Right about now, his much-heralded tutorial on race relations is looking more like Richard Nixon's "Checkers" speech than the Gettysburg Address. Because, after last Tuesday's formal renunciation of his ties to Wright -- and presumably also his white grandmother and all blacks -- Obama looks not only tardy but thoroughly hypocritical. Didn't Obama's vaunted speech call for an open national dialogue on race, a subject he said was too important to ignore? Didn't he urge us to address those "old wounds" that still fester today? Whether you agree with him or not, isn't that exactly what Wright was doing last week when he reappeared in public to make more provocative statements on race and politics?
That's no way to start a dialogue, Mr. Obama. You don't call on people to talk and then renounce someone for speaking his mind. Because Wright didn't really say anything new last week, it seems that his only new sin is that he called Obama's bluff and, well, sparked another national dialogue on race. Which, of course, points to the absurdity of Obama's call for more racial dialogue in the first place.
Obama evidently hoped a racial dialogue would amount to a tidy academic seminar in the well-behaved, elite Ivy League, about home mortgage lending rates, test scores or economic opportunity. Presumably, after the lecture there would be time for questions and answers, maybe even some light refreshments, and no one who mattered would go on the attack.

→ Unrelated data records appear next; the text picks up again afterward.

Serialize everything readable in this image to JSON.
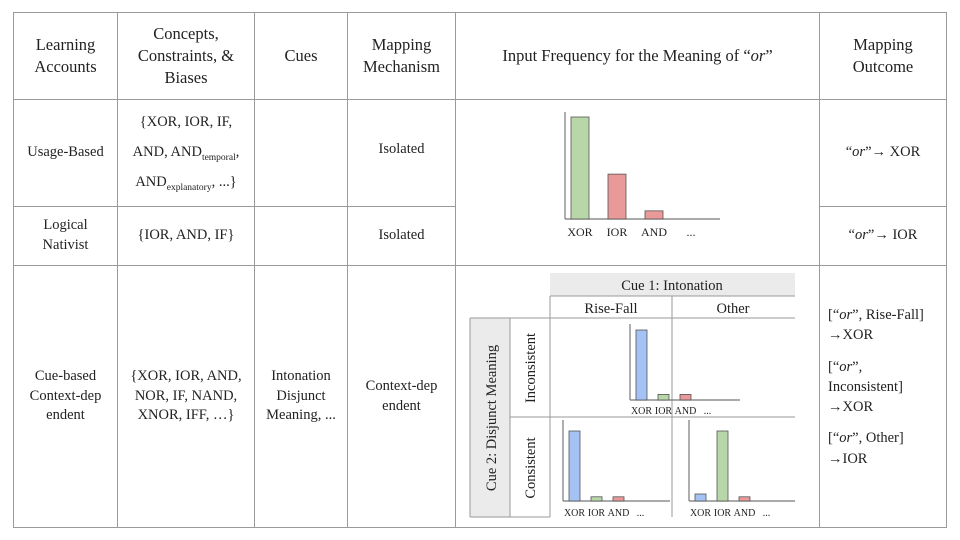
{
  "header": {
    "learning_accounts": "Learning Accounts",
    "concepts": "Concepts, Constraints, & Biases",
    "cues": "Cues",
    "mapping_mechanism": "Mapping Mechanism",
    "input_frequency_prefix": "Input Frequency for the Meaning of “",
    "input_frequency_word": "or",
    "input_frequency_suffix": "”",
    "mapping_outcome": "Mapping Outcome"
  },
  "rows": {
    "usage": {
      "account": "Usage-Based",
      "concepts_line1": "{XOR, IOR, IF,",
      "concepts_line2a": "AND, AND",
      "concepts_line2_sub": "temporal",
      "concepts_line2b": ",",
      "concepts_line3a": "AND",
      "concepts_line3_sub": "explanatory",
      "concepts_line3b": ", ...}",
      "mechanism": "Isolated",
      "outcome_open": "“",
      "outcome_word": "or",
      "outcome_rest": "”→ XOR"
    },
    "nativist": {
      "account": "Logical Nativist",
      "concepts": "{IOR, AND, IF}",
      "mechanism": "Isolated",
      "outcome_open": "“",
      "outcome_word": "or",
      "outcome_rest": "”→ IOR"
    },
    "cue": {
      "account": "Cue-based Context-dep endent",
      "concepts": "{XOR, IOR, AND, NOR, IF, NAND, XNOR, IFF, …}",
      "cues": "Intonation Disjunct Meaning, ...",
      "mechanism": "Context-dep endent",
      "outcomes": [
        {
          "open": "[“",
          "word": "or",
          "rest": "”, Rise-Fall]",
          "arrow": "→XOR"
        },
        {
          "open": "[“",
          "word": "or",
          "rest": "”, Inconsistent]",
          "arrow": "→XOR"
        },
        {
          "open": "[“",
          "word": "or",
          "rest": "”, Other]",
          "arrow": "→IOR"
        }
      ]
    }
  },
  "cue_table": {
    "cue1_label": "Cue 1: Intonation",
    "cue1_levels": [
      "Rise-Fall",
      "Other"
    ],
    "cue2_label": "Cue 2: Disjunct Meaning",
    "cue2_levels": [
      "Inconsistent",
      "Consistent"
    ]
  },
  "colors": {
    "xor_green": "#b7d7a8",
    "ior_red": "#ea9999",
    "and_green": "#b7d7a8",
    "blue": "#a4c2f4",
    "shade": "#ebebeb",
    "border": "#9a9a9a"
  },
  "chart_data": [
    {
      "type": "bar",
      "panel": "usage-logical",
      "categories": [
        "XOR",
        "IOR",
        "AND",
        "..."
      ],
      "values": [
        100,
        44,
        8,
        0
      ],
      "colors": [
        "#b7d7a8",
        "#ea9999",
        "#ea9999",
        null
      ],
      "ylim": [
        0,
        110
      ]
    },
    {
      "type": "bar",
      "panel": "rise-fall-inconsistent",
      "categories": [
        "XOR",
        "IOR",
        "AND",
        "..."
      ],
      "values": [
        100,
        8,
        8,
        0
      ],
      "colors": [
        "#a4c2f4",
        "#b7d7a8",
        "#ea9999",
        null
      ],
      "ylim": [
        0,
        110
      ]
    },
    {
      "type": "bar",
      "panel": "other-inconsistent",
      "categories": [],
      "values": []
    },
    {
      "type": "bar",
      "panel": "rise-fall-consistent",
      "categories": [
        "XOR",
        "IOR",
        "AND",
        "..."
      ],
      "values": [
        100,
        6,
        6,
        0
      ],
      "colors": [
        "#a4c2f4",
        "#b7d7a8",
        "#ea9999",
        null
      ],
      "ylim": [
        0,
        110
      ]
    },
    {
      "type": "bar",
      "panel": "other-consistent",
      "categories": [
        "XOR",
        "IOR",
        "AND",
        "..."
      ],
      "values": [
        10,
        100,
        6,
        0
      ],
      "colors": [
        "#a4c2f4",
        "#b7d7a8",
        "#ea9999",
        null
      ],
      "ylim": [
        0,
        110
      ]
    }
  ]
}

Or better yet, maybe he imagined one of those interminably self-congratulatory racial roundtables at which the self-appointed black representative speaks to the Latino, Jewish and Asian chieftains to discuss their peoples' grievances, after which they'd all shake hands, pat themselves on the backs for "talking together" and herald a new day in race relations. Maybe they'd air the proceedings on public television or, at the very least, National Public Radio.